Paul H. Robinson mendefinisikan mens rea sebagai “guilty mind” atau dalam bahasa Indonesia berarti “pikiran bersalah”.
Sementara itu, Eugene J. Chesney menggunakan istilah “mental element” sebagai padanan mens rea untuk menekankan pentingnya unsur kesadaran mental pelaku sebelum melakukan suatu perbuatan.
Paul H. Robinson juga menjelaskan bahwa mens rea adalah “state of mind” atau keadaan pikiran seseorang.
Dari berbagai pendapat ahli tersebut, dapat ditarik benang merah bahwa mens rea selalu berkaitan dengan elemen mental atau kondisi batin pelaku pada saat melakukan perbuatan pidana.
Dalam salah satu diskusi hukum, muncul pertanyaan menarik: karena mens rea tidak diatur secara eksplisit dalam undang-undang, apakah penerapannya dalam hukum pidana menjadi tidak wajib?
Untuk menjawab pertanyaan tersebut, penting memahami struktur hukum sebagaimana dijelaskan oleh Prof. Mahfud MD. Menurutnya, struktur hukum terdiri dari tiga tingkatan.
Pertama adalah filsafat, yakni pemikiran mendasar mengenai hakikat hukum.
Kedua adalah asas, yaitu prinsip-prinsip fundamental yang menjadi jiwa dari hukum.
Ketiga adalah norma, berupa aturan tertulis yang mengikat dan dapat disertai sanksi.
Dalam kerangka tersebut, mens rea berada pada tingkat asas, khususnya asas hukum pidana.
Artinya, meskipun tidak selalu tertulis eksplisit dalam norma undang-undang, mens rea berfungsi sebagai pisau analisis dalam menilai apakah suatu perbuatan dapat dipertanggungjawabkan secara pidana atau tidak.

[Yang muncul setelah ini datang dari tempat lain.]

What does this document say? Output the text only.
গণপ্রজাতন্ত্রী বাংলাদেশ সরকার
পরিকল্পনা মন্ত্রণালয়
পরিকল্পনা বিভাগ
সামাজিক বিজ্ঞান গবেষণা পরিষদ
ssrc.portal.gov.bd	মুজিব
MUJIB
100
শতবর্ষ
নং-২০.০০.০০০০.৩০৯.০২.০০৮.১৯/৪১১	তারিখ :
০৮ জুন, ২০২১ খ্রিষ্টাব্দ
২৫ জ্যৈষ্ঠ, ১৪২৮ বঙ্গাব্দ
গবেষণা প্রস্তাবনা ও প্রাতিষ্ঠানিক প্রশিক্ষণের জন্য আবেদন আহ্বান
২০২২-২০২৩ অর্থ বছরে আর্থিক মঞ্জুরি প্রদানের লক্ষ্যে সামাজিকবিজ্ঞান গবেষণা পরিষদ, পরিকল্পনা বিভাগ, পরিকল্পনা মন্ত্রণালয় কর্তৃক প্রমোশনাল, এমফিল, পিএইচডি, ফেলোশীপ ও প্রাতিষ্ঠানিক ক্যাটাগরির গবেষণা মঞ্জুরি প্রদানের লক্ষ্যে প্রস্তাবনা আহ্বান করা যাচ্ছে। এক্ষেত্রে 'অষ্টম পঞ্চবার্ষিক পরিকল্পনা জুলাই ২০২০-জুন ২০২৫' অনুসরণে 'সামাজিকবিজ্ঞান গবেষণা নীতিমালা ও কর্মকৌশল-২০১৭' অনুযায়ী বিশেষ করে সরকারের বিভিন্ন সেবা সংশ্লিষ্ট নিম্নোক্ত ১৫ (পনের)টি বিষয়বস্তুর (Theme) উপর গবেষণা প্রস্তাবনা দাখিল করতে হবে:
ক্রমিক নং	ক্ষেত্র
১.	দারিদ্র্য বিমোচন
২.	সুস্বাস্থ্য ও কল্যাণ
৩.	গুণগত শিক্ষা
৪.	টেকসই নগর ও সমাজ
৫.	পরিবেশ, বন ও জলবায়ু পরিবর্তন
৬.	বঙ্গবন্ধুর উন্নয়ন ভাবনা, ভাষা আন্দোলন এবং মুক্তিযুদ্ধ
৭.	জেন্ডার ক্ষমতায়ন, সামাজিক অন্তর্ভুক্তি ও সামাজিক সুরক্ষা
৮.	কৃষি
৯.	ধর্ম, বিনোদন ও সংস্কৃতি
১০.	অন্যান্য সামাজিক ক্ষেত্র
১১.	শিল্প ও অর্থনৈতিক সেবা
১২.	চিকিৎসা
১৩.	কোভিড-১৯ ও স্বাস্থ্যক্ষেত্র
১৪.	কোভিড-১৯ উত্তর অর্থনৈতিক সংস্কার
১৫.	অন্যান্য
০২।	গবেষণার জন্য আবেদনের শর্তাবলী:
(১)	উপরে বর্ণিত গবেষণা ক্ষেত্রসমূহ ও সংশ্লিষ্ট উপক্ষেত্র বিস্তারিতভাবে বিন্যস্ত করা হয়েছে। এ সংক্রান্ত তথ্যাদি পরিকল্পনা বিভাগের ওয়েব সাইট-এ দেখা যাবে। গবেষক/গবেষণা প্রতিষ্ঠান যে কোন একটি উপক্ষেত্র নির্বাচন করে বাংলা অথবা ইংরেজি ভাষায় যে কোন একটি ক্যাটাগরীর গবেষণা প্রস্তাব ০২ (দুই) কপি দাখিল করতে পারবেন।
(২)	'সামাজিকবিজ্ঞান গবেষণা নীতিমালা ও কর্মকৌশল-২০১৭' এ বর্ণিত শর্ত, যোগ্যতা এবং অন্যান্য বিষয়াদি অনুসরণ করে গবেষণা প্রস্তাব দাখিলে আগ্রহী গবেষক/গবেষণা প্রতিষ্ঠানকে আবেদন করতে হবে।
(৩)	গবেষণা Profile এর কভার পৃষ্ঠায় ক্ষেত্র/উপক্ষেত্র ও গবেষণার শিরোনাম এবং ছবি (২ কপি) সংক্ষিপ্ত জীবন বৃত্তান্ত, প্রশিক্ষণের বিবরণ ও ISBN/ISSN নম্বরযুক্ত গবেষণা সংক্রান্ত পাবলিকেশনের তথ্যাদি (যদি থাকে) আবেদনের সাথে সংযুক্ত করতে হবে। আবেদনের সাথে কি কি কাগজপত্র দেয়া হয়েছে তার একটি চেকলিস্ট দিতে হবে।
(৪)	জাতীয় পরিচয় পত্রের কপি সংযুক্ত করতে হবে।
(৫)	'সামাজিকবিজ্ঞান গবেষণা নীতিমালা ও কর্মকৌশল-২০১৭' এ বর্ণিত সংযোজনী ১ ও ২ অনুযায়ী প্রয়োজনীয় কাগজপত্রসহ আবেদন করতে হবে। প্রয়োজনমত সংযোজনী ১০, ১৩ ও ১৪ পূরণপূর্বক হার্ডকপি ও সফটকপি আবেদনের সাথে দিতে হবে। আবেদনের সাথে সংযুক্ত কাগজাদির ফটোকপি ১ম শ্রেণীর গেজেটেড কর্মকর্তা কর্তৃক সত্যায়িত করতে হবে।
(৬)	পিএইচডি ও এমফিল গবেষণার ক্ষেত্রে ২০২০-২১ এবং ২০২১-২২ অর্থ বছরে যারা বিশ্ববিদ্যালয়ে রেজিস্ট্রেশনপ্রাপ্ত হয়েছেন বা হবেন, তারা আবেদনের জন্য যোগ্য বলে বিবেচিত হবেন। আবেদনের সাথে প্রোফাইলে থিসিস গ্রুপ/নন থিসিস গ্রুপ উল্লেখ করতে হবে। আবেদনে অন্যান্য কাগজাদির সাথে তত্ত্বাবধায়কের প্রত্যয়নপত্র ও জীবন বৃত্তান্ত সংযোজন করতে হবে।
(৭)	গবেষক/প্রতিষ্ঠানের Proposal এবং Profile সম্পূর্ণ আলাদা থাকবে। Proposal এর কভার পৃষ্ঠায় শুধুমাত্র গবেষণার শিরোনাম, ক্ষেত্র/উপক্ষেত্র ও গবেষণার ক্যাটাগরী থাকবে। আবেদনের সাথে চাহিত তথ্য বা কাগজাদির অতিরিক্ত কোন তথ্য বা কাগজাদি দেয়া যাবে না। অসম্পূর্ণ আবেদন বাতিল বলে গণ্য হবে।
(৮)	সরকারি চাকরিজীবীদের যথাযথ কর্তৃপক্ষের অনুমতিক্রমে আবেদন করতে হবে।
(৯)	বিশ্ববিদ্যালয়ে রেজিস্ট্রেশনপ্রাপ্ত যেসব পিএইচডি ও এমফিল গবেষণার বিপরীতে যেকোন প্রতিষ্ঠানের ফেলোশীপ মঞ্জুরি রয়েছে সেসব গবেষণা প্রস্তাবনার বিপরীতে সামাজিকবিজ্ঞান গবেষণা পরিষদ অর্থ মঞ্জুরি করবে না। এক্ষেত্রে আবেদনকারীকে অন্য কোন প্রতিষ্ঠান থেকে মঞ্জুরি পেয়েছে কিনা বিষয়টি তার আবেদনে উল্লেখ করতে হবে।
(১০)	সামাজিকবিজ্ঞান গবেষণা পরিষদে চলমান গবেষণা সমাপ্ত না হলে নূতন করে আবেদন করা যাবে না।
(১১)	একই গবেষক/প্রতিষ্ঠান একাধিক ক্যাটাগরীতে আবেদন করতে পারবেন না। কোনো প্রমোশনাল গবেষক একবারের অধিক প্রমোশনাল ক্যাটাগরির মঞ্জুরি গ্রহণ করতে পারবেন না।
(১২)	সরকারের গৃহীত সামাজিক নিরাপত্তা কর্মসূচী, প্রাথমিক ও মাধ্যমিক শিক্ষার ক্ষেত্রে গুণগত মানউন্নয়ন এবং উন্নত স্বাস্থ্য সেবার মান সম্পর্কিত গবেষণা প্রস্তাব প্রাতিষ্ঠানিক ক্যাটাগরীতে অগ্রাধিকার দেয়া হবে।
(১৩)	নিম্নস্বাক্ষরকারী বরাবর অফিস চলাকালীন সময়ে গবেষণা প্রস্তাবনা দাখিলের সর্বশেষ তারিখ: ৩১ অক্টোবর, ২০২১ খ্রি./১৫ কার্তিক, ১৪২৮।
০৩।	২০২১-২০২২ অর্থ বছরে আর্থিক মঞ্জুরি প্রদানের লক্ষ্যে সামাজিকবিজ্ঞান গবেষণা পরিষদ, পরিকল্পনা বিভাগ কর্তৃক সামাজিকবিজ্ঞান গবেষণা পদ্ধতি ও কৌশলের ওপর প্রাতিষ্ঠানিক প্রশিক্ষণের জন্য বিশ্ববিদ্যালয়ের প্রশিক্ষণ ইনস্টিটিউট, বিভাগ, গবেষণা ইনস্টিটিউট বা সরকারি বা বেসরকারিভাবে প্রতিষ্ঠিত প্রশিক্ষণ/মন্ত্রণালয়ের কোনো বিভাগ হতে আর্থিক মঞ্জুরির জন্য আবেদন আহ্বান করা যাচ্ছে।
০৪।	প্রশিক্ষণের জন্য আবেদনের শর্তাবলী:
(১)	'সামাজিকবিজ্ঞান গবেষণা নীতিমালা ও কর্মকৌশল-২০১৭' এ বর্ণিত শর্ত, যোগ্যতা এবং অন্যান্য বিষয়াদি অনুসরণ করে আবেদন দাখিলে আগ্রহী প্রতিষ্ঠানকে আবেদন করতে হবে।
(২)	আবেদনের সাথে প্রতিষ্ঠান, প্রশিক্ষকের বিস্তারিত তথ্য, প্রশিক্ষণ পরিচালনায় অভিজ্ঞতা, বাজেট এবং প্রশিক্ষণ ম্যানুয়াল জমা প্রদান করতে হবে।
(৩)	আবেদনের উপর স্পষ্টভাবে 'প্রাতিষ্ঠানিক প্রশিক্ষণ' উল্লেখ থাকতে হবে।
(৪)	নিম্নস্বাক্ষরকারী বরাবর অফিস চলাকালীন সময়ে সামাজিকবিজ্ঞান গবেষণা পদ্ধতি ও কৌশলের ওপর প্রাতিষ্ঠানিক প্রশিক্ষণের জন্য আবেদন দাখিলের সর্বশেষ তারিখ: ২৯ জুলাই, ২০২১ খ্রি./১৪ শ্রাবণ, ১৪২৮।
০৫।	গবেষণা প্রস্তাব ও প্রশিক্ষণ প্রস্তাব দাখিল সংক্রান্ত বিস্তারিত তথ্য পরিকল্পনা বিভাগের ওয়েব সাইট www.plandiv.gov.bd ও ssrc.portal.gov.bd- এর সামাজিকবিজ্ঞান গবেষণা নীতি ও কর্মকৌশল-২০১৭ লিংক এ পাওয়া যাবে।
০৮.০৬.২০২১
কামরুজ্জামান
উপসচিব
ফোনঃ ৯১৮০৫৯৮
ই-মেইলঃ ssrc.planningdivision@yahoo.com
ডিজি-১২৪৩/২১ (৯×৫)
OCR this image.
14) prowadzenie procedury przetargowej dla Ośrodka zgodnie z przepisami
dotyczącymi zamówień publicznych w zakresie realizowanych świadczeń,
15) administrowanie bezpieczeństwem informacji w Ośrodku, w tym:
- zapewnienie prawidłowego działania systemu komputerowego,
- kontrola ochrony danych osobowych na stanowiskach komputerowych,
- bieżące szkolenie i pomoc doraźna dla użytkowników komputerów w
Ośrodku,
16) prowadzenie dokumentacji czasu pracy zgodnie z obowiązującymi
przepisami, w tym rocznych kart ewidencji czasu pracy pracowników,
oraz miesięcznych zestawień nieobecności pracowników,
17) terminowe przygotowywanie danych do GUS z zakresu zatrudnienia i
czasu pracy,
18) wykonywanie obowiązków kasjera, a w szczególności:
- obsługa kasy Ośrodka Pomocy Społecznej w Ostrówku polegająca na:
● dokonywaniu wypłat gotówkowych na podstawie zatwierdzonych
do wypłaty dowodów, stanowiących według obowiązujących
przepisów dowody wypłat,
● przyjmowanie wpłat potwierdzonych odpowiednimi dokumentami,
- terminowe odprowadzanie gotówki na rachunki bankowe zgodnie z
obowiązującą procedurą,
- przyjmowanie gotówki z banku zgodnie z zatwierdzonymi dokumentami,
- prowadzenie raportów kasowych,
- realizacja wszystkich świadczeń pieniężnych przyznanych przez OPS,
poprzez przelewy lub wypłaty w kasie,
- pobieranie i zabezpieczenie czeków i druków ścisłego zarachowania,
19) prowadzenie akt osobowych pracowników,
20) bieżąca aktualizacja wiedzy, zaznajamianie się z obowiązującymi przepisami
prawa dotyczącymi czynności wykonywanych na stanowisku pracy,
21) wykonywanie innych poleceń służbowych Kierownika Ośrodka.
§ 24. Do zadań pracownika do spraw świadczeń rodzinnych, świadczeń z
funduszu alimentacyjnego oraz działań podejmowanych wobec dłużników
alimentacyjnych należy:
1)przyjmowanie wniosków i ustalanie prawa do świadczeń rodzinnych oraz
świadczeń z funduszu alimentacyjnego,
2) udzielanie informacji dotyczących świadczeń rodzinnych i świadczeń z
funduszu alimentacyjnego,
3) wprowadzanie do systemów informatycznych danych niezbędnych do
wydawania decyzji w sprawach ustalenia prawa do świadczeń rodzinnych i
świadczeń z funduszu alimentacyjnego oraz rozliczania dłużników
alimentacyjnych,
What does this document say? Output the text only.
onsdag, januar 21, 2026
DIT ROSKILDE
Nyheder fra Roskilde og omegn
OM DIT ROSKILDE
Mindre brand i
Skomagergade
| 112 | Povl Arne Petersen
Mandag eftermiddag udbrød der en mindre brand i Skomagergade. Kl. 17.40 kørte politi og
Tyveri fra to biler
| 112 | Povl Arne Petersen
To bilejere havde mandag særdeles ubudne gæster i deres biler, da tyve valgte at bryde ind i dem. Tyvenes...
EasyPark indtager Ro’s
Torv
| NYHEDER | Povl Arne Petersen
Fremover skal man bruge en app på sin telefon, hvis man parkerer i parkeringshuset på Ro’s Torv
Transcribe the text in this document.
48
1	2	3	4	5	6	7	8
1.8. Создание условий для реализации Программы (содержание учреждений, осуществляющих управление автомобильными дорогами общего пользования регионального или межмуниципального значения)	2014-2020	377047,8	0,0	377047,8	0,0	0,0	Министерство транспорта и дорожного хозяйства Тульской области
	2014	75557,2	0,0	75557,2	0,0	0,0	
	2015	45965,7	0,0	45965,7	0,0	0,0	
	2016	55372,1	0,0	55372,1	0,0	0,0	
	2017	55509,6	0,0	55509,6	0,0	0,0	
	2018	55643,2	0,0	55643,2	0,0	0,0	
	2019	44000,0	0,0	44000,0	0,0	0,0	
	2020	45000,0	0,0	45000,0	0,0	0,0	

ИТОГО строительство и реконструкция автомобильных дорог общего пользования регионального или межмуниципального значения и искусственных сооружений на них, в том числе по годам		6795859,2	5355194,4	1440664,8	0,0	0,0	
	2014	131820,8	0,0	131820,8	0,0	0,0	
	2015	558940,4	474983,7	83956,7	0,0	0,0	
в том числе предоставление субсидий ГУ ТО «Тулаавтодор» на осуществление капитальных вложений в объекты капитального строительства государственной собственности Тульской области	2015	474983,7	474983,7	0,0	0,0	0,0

Konsep mens rea tidak dapat dilepaskan dari asas fundamental hukum pidana.
Prof. Sahetapy menyatakan bahwa suatu criminal act terdiri dari dua unsur utama, yakni actus reus (perbuatan) dan mens rea (niat jahat).
Dengan kata lain, suatu perbuatan baru dapat dipidana apabila dilakukan dengan niat jahat.
Pendapat senada juga disampaikan Prof. Mahfud MD yang menegaskan bahwa seseorang baru dapat dihukum apabila memiliki niat jahat atau mens rea.
Dua pandangan ini menegaskan bahwa keberadaan mens rea bersifat wajib untuk menjatuhkan pidana terhadap seseorang.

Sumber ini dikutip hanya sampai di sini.